Choix cornéliens avant le grand saut

Un vent soutenu, les marques qu’il faut reprendre à bord après trois semaines d’escale, une mer désordonnée, les conditions étaient propices à quelques petits bobos sur la flotte. Plusieurs des solitaires ont d’ores et déjà envisagé un arrêt au stand. Favoris comme candidats à l’aventure, tous ne réagissent pas de manière identique : l’essentiel est une question de mental couplé aux ambitions que chacun a pour cette course.

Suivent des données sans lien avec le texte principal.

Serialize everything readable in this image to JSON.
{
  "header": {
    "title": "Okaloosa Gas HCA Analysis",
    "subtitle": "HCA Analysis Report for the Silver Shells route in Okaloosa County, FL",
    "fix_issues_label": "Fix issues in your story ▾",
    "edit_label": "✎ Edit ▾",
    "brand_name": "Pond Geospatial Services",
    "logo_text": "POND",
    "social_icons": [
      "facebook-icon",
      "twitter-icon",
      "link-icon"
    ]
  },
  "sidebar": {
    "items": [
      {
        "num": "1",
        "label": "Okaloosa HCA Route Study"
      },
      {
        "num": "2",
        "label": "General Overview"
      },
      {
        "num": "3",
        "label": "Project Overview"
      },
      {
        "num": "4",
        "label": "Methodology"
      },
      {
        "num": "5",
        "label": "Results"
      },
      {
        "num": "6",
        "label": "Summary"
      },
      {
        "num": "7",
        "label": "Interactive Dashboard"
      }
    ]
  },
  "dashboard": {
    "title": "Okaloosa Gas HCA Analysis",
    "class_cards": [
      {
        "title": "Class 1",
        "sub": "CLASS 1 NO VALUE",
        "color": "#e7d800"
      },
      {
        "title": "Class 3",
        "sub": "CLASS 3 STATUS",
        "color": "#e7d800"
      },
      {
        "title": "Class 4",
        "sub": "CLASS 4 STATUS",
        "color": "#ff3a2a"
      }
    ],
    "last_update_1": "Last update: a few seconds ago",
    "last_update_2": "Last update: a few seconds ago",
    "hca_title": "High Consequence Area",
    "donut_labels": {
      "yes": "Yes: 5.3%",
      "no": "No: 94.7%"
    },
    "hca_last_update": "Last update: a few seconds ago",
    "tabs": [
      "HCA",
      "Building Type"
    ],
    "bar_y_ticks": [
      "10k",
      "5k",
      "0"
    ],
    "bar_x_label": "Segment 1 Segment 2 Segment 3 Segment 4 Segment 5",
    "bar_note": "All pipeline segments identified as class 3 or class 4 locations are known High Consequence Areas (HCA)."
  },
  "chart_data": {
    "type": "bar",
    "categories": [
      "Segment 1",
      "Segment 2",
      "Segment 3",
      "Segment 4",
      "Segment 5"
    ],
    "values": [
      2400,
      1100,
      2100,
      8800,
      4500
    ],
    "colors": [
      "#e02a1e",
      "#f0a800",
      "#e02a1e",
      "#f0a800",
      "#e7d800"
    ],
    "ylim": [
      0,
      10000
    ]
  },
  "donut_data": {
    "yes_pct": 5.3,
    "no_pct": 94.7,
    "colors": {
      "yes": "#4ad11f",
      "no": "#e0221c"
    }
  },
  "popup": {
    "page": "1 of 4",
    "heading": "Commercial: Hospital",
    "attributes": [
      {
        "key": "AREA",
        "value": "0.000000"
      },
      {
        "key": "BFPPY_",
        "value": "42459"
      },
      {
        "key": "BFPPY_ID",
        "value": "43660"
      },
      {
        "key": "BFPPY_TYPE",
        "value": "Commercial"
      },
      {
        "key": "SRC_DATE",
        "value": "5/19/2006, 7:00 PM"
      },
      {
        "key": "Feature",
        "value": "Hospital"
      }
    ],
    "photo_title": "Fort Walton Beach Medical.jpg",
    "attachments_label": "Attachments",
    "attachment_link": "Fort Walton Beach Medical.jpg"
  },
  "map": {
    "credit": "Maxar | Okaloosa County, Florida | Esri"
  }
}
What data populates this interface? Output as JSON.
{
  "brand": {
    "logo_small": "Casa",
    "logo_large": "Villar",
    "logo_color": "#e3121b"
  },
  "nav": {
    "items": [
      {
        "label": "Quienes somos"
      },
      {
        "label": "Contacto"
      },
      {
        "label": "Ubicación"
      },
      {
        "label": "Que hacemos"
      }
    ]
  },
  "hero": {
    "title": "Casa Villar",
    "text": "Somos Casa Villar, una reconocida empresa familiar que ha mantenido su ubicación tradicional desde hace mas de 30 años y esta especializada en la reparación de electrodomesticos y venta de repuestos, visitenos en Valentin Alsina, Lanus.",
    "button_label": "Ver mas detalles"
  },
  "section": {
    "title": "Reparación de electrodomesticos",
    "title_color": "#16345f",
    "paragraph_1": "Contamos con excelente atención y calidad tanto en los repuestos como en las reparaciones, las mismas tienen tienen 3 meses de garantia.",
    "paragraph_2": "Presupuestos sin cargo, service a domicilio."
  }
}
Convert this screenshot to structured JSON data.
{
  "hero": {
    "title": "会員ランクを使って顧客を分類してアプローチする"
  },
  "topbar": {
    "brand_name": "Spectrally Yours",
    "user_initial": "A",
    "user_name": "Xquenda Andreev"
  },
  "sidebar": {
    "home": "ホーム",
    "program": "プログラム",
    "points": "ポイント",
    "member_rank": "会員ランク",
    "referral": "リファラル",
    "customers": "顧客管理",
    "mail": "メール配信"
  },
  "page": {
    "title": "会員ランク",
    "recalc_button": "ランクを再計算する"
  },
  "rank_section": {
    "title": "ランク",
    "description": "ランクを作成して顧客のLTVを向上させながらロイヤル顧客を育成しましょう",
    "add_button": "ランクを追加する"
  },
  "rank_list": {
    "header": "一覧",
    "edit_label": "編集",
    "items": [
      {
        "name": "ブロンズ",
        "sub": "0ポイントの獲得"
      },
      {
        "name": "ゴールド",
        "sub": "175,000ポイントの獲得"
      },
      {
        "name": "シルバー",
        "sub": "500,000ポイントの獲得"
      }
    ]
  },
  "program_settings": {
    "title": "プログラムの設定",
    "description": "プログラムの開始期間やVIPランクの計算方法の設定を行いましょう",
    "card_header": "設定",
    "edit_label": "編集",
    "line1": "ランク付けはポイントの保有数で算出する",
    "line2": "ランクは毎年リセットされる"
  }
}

C’est une sorte de loi récurrente : pour peu que les conditions soient un petit peu musclées, chaque départ de course (ou d’étape pour la Mini Transat îles de Guadeloupe) se solde par des petits bobos. Autant quand on est au milieu de l’Atlantique, la question du choix ne se pose plus, autant la donne change quand une escale à terre devient possible. Premier des concurrents à revenir au port Frédéric de Mesel (Double Trouble) est retourné à Arrecife en plein doute sur l’intérêt de continuer après avoir cassé un de ses safrans. L’énergie de ses proches, l’investissement des copains restés à Lanzarote l’ont convaincu de repartir avec un moral tout neuf.

Arrêts programmés… ou non

D’autres se sont déroutés sur Fuerteventura tel Davy Beaudart (Flexirub), victime de la déchirure de son spi médium et Nacho Postigo (Vamos Vamos), safran cassé. Pour Davy, c’est un coup dur. Le navigateur lorientais avait de vraies ambitions après sa première étape parfaitement maitrisée. Il va devoir, dès qu’il pourra repartir, se mettre dans la peau du chasseur qui ne lâche rien… Nacho Postigo faisait lui, contre mauvaise fortune bon cœur. Les galères successives qu’il rencontre depuis le début de cette course l’ont rendu un brin philosophe. Les deux annonceront dans les heures à venir leurs intentions à la direction de course.

Pour certains la scoumoune s’acharne. Maxime Eveillard (Héli Strategy) a déchiré sa grand-voile dès la première nuit et compte faire escale dans une des îles canariennes. Yann Claverie (MAP Product) fait lui aussi route sur Gran Canaria. D’autres ont choisi de ne pas se laisser abattre par les événements et ont décidé de faire route malgré tout, même handicapés. Roland Ventura (Fondation Planiol, malgré un vis-de-mulet en vrac et son code 5 déchiré a choisi de continuer sa route. Il aura l’Atlantique pour réparer. C’est aussi ce qu’a décidé Pierre-Marie Bazin (Voiles des Anges) : barre de liaison cassée, aérien hors d’usage, barre franche endommagée, il a décidé de continuer en mode convoyage. Quand on est porteur d’un projet humanitaire aussi fort que le sien, il est une sorte de devoir moral de ne pas baisser les bras.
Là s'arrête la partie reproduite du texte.